Vingt-neuf minutes : c’est le temps moyen consacré par la 11e chambre du
tribunal de grande instance de Marseille à chaque audience de comparution
immédiate. Dix-sept minutes pour la présentation de l’affaire, les témoins et
la plaidoirie de la partie civile, six minutes pour le réquisitoire du
parquet et autant pour la plaidoirie de l’avocat.
Pour étudier cette justice expéditive, l’observatoire
régional de la délinquance a, au contraire, choisi de prendre son temps : de février à juin 2015, une
équipe composée de chercheurs de l’université d’Aix-Marseille, de
membres de la Ligue des droits de l’homme, d’observateurs citoyens et
d’étudiants en droit s’est relayée chaque jour à partir de 14 heures et jusqu’à la fin du
rôle. Au total, plus de 500 affaires sont ainsi entrées dans les grilles
d’observation déjà utilisées pour des études similaires à Toulouse, Nice et
Paris.
Autre statistique qui a son importance : 64 % des prévenus ont déjà un
casier judiciaire. Une donnée primordiale pour leur orientation par le
parquet vers une procédure rapide. «
C’est là que tout se joue, alors que cette étape n’a pas d’appel, remarque
Sacha Raoult. Cela donne à cette justice un aspect exécutif très fort qui fait
réfléchir sur la séparation des pouvoirs. »
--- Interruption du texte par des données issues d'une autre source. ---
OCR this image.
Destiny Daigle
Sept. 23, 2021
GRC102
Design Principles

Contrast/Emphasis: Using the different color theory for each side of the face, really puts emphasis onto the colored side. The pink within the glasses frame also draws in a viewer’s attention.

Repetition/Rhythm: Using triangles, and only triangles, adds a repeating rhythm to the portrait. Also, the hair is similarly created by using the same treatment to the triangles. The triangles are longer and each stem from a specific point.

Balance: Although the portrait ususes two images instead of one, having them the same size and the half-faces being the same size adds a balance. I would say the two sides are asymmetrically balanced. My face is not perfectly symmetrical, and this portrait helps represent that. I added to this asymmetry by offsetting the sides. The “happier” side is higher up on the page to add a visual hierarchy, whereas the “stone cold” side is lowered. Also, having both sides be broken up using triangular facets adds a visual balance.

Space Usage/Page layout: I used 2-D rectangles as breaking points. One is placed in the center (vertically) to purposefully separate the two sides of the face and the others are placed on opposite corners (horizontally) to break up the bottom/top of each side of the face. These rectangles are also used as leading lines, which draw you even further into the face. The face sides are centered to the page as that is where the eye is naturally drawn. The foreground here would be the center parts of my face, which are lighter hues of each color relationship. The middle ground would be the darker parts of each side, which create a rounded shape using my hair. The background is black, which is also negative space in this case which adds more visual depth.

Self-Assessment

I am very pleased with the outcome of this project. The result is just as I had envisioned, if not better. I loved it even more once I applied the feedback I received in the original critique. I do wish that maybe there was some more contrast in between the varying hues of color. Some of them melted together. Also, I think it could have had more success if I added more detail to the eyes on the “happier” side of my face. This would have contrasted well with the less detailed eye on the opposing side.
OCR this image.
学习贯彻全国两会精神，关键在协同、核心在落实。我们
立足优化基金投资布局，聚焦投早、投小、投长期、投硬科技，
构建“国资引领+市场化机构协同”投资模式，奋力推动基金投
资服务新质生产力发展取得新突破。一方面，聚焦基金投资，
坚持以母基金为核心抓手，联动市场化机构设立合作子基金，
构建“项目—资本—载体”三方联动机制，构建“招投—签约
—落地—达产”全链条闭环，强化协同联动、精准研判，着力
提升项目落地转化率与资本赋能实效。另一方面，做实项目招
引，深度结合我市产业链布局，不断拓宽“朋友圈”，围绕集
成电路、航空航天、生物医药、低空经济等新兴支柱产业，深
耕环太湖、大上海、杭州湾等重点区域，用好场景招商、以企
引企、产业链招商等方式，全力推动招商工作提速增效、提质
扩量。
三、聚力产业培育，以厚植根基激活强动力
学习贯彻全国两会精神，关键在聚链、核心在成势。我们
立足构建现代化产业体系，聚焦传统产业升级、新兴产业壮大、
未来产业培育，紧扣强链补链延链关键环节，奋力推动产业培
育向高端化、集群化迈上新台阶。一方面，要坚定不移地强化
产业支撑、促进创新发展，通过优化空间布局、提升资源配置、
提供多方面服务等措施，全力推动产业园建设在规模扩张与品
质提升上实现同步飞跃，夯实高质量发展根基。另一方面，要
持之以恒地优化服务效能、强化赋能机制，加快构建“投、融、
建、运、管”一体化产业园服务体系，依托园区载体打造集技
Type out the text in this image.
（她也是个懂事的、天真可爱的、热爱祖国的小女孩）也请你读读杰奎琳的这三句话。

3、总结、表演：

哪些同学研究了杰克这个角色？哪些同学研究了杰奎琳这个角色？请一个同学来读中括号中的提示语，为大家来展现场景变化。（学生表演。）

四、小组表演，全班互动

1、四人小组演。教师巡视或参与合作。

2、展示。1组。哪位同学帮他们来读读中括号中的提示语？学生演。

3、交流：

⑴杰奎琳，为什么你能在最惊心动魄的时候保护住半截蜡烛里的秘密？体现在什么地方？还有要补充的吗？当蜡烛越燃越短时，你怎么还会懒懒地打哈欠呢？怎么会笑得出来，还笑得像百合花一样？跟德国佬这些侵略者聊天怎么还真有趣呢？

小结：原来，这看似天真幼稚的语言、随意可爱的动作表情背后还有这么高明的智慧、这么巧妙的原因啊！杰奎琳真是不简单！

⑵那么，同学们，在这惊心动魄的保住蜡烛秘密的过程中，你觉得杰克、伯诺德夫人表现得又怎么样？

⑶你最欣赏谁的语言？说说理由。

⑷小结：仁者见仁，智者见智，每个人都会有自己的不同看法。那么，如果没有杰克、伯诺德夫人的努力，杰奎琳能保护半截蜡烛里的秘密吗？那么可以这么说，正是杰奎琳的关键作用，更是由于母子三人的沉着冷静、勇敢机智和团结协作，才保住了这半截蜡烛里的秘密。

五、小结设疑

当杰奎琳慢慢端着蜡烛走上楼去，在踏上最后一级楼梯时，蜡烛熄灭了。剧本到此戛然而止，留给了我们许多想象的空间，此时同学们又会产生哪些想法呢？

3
Depuis sa mise en place sous le Second Empire, la procédure
de flagrant délit, devenue en 1983 celle des comparutions immédiates, n’a cessé
de s’élargir pour concerner aujourd’hui quasiment tous les délits (ceux punis
de six mois de prison au minimum en cas de flagrant délit, deux ans sinon et
d’un maximum de dix ans d’emprisonnement). Aux audiences se mélangent donc
allègrement les délits graves et la petite délinquance sociale. Une
observatrice se dit ainsi surprise qu’«
une audience pour un vol de lunettes par un sans domicile fixe sans
casier judiciaire soit jugée selon la même procédure qu’une affaire d’atteinte
sexuelle sur enfant par son grand-père, déjà condamné à dix années de réclusion
criminelle par une cour d’assises pour des faits identiques ». Spécificité
marseillaise :
le fort contentieux (près de 20 %) lié aux stupéfiants.
Pendant le déroulement des audiences, les observateurs « relèvent des prévenus qui ont
l’air épuisés et stressés, des avocats qui ne semblent pas souvent avoir eu le
temps de travailler sur le fond de l’affaire ». Ils notent aussi une « sorte de formatage de la justice
pénale, avec des expressions légales et judiciaires qui reviennent de dossier
en dossier et de jour en jour ».
Toutes les trois ou quatre affaires, le tribunal se retire
pour délibérer durant une moyenne de vingt et une minutes. La peine de prison
est de loin la plus prononcée (77
%), et ce, malgré l’introduction récente de la contrainte pénale (les
observateurs n’en ont comptabilisé que huit durant les cinq mois d’étude…).
« Le large éventail des
peines alternatives (comme le travail d’intérêt général ou les jours-amende)
n’est quasiment jamais utilisé par les juridictions », précise le rapport. Dans
plus d’une affaire sur deux (53 %), le président prononce une peine de
prison ferme s’accompagnant d’un mandat de dépôt, c’est-à-dire par une
incarcération immédiate de la personne.
« Il y
a un effet générationnel, analyse Sacha Raoult. Les jeunes juges vont
s’approprier les nouvelles peines, mais il leur faut du temps. Il est
aussi beaucoup plus facile pour un juge de mettre en prison quelqu’un qui est
déjà détenu.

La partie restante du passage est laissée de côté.